There is another poet of these years who is also rightly called a war poet, though for him too the war is mostly an unspoken presence. This is Edward Thomas. Thomas was 36 when the war broke out. He had until then made an unsatisfying life for himself writing about nature and reviewing poetry. It seems as if a combination of his new friend, the American poet Robert Frost, and the war itself thrust him into writing poetry — Frost by his encouragement, the war by opening up a kind of destination for him. In fact, he wrote his first poem on December 3, 1914. He enlisted soon after, and wrote all 142 of his remarkable poems while in training in Britain.
None of those poems is explicitly about the war, yet the war can be felt in nearly all of them. “Lights Out” is about his thoughts before sleeping:
There is not any bookOr face of dearest lookThat I would not turn from nowTo go into the unknownI must enter and leave alone,I know not how.
These delicate lines draw out a strange and moving combination, found in nearly all his poems, of memory, love, loneliness, fear, and longing for something unknown and perhaps final — the last of these being the strongest, and perhaps implying death on the front.
Another beautiful poem, “Early one morning”, brings out the same haunting complex of feelings in a different way.
Early one morning in May I set out,And nobody I knew was about . . . The past is the only dead thing that smells sweet,The only sweet thing that is not also fleet.
I’m bound away for ever, Away somewhere, away for ever.
One cannot but feel that these are war poems, finer, yielding more for mind and feeling, and also more enduring, than the poems of Owen and Sassoon. But Thomas showed the same courage as those men. He went out to France in January 1917; he wrote no more poems; and he was killed by shell-blast at Arras just over two months later.

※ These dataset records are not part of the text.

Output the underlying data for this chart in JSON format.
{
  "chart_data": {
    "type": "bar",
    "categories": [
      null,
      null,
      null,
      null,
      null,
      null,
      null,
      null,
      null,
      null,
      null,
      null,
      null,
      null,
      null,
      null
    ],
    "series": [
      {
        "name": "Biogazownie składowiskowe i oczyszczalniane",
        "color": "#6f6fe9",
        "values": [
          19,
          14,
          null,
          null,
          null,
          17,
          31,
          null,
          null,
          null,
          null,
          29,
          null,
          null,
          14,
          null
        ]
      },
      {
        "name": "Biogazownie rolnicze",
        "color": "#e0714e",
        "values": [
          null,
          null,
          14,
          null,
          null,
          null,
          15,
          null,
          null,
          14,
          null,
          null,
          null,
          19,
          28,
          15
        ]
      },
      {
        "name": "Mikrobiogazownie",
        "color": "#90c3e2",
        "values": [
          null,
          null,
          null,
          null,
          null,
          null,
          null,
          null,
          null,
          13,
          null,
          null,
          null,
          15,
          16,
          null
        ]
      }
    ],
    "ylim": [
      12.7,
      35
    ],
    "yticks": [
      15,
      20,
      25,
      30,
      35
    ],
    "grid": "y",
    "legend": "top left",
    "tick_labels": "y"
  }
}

Both Sassoon and Owen, in spite of their bitter feelings about the war, remained loyal British soldiers. Sassoon had written a letter to his commanding officer containing a public protest he wanted to make, saying in effect that the war should and could be brought to an end, and declaring that he would not carry out any more military duties. He knew that he risked being court-martialled and shot. He escaped that fate, and went back immediately to the war. He had anguished over making the statement, since he felt he owed a duty to the soldiers under his command as well as to those who had died. By June 1918 he was back with them in France again. He survived the war by half a century.Owen also went back after a period of convalescence in Scotland. Soon after, the Military Cross was bestowed on him for bravery. He was shot and killed just a week before the war ended.
Owen and Sassoon should be remembered, I think, not primarily as poets, but for another kind of greatness — as courageous soldiers who were also bold and brilliant enough to make us aware what warfare is really like.